Today I am a urologist, a cardiologist, a psychiatrist, a rheumatologist. But truly, I am a rural family medicine doctor in one of the most underserved counties in the country. And I am tired.
I do not pretend to have the depth of each specialist. What I have is necessity, a toolkit built on scarcity. Practicing medicine on an island, where specialists are rare, calendars are full for months, and visiting clinics are as fleeting as rainbows, means my boundaries dissolve. My role stretches, bends, sometimes nearly breaks, to fit whatever shape my community needs. Yet, insurance companies deny authorizations, not for medical reasons, but because I am not the specialist who is hours or islands away. In rural Hawaii, this punishment is sharper: Adjusting for cost of living, we receive the nation’s lowest physician wages, even as we shoulder some of its widest burdens.
Much of the national conversation about primary care shortages is numerically correct but conceptually misleading. Workforce planners count heads and calculate how many primary care physicians exist per 100,000 people. But those maps assume a primary care doctor in a city with specialists nearby is doing the same job as one who works where the nearest specialist requires hours of travel or months of waiting. On paper, the shortage looks the same; in reality, it’s not.
National projections show deficits in both primary and specialty care. The AAMC estimates that by 2036, we’ll be short up to 40,400 primary care doctors, plus significant specialty shortages. Evidence shows what rural clinicians know: rural family physicians manage a broader range of diagnoses than their urban counterparts. Their scope expands because it must. When specialists are missing, primary care absorbs the work.
The American Board of Family Medicine shows the same pattern: Rural family doctors offer nearly every service measured because the alternative is no care. International research agrees, rural doctors provide a wider range of services because their communities cannot function otherwise.
Rural communities don’t just have fewer physicians; their patients are older and sicker. They face longer travel times, more difficulty getting specialist appointments, and worse outcomes. When you care for a population that is older, sicker, and harder to refer, the burden multiplies.

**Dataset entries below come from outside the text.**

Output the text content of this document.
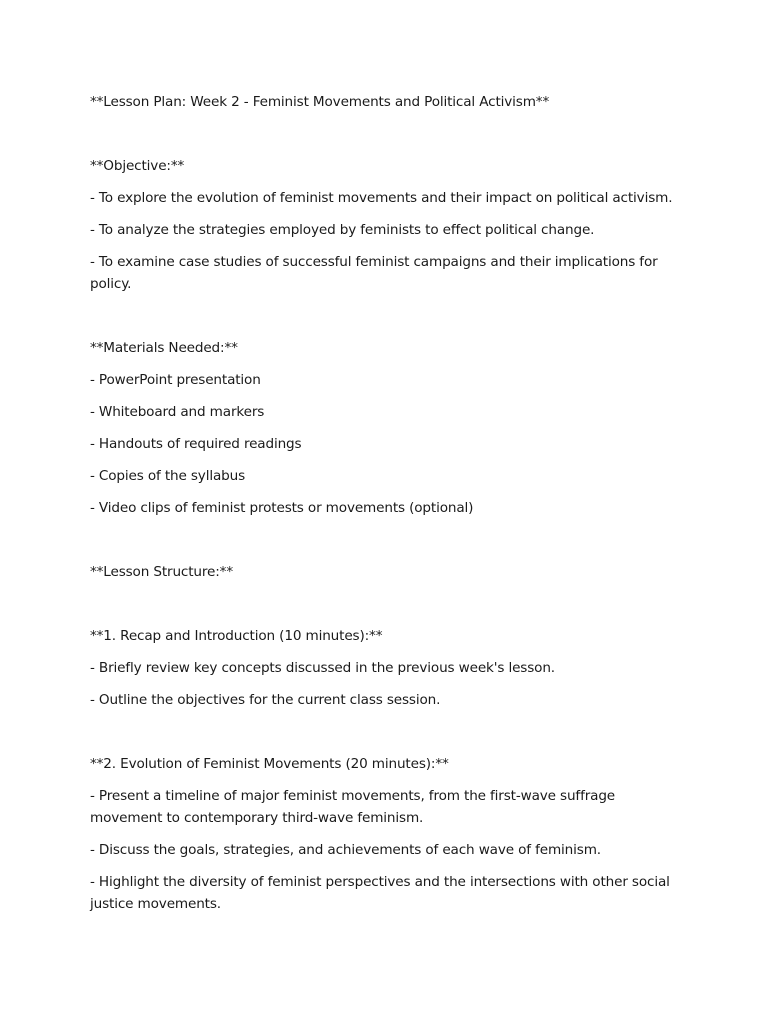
**Lesson Plan: Week 2 - Feminist Movements and Political Activism**

**Objective:**

- To explore the evolution of feminist movements and their impact on political activism.

- To analyze the strategies employed by feminists to effect political change.

- To examine case studies of successful feminist campaigns and their implications for policy.

**Materials Needed:**

- PowerPoint presentation

- Whiteboard and markers

- Handouts of required readings

- Copies of the syllabus

- Video clips of feminist protests or movements (optional)

**Lesson Structure:**

**1. Recap and Introduction (10 minutes):**

- Briefly review key concepts discussed in the previous week's lesson.

- Outline the objectives for the current class session.

**2. Evolution of Feminist Movements (20 minutes):**

- Present a timeline of major feminist movements, from the first-wave suffrage movement to contemporary third-wave feminism.

- Discuss the goals, strategies, and achievements of each wave of feminism.

- Highlight the diversity of feminist perspectives and the intersections with other social justice movements.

This is why primary care shortage metrics mislead. An urban area and a rural area might each have 50 primary care physicians per 100,000 people. But the urban doctor can stabilize chest pain and refer, while a rural doctor often has to do the full cardiac workup. The urban doctor refers seizures to neurology; the rural doctor handles every specialty thrown into the void.
I treated uncontrolled pain for a bladder cancer patient waiting a month for urology. I managed wound complications for a patient whose surgeon was 150 miles away. I treated bipolar mania and managed lupus because no psychiatrist or rheumatologist was available. All this happened before the lunch I didn’t have time to eat.
Workforce reports warn that shortages will worsen as physicians retire. Rural clinicians are asked to fill the void by expanding into areas that should have specialty backup. These shortages are invisible in official numbers but overwhelming in the exam room.
Describing a rural area as having a primary care shortage understates the situation. It’s not one shortage; it’s many. Losing one rural doctor removes multiple specialties’ worth of care because those roles are already folded into primary care.
I recently read a report arguing rural primary care doctors are overcompensated. I felt a wave of indignation. We deserve more because we do more out of necessity.
Tomorrow I’ll again step into the roles my community lacks: neurologist, otolaryngologist, and pulmonologist. Most importantly, I’ll be there for my patients because abandoning them isn’t an option.
And we are tired.
It’s time for policymakers and workforce leaders to tell the truth: rural primary care isn’t a narrow job. It’s the entire health care system concentrated in the hands of a few who are still standing. We persist not because we are unbreakable, but because our communities cannot afford for us to do less.
Esther Yu Smith is a family physician.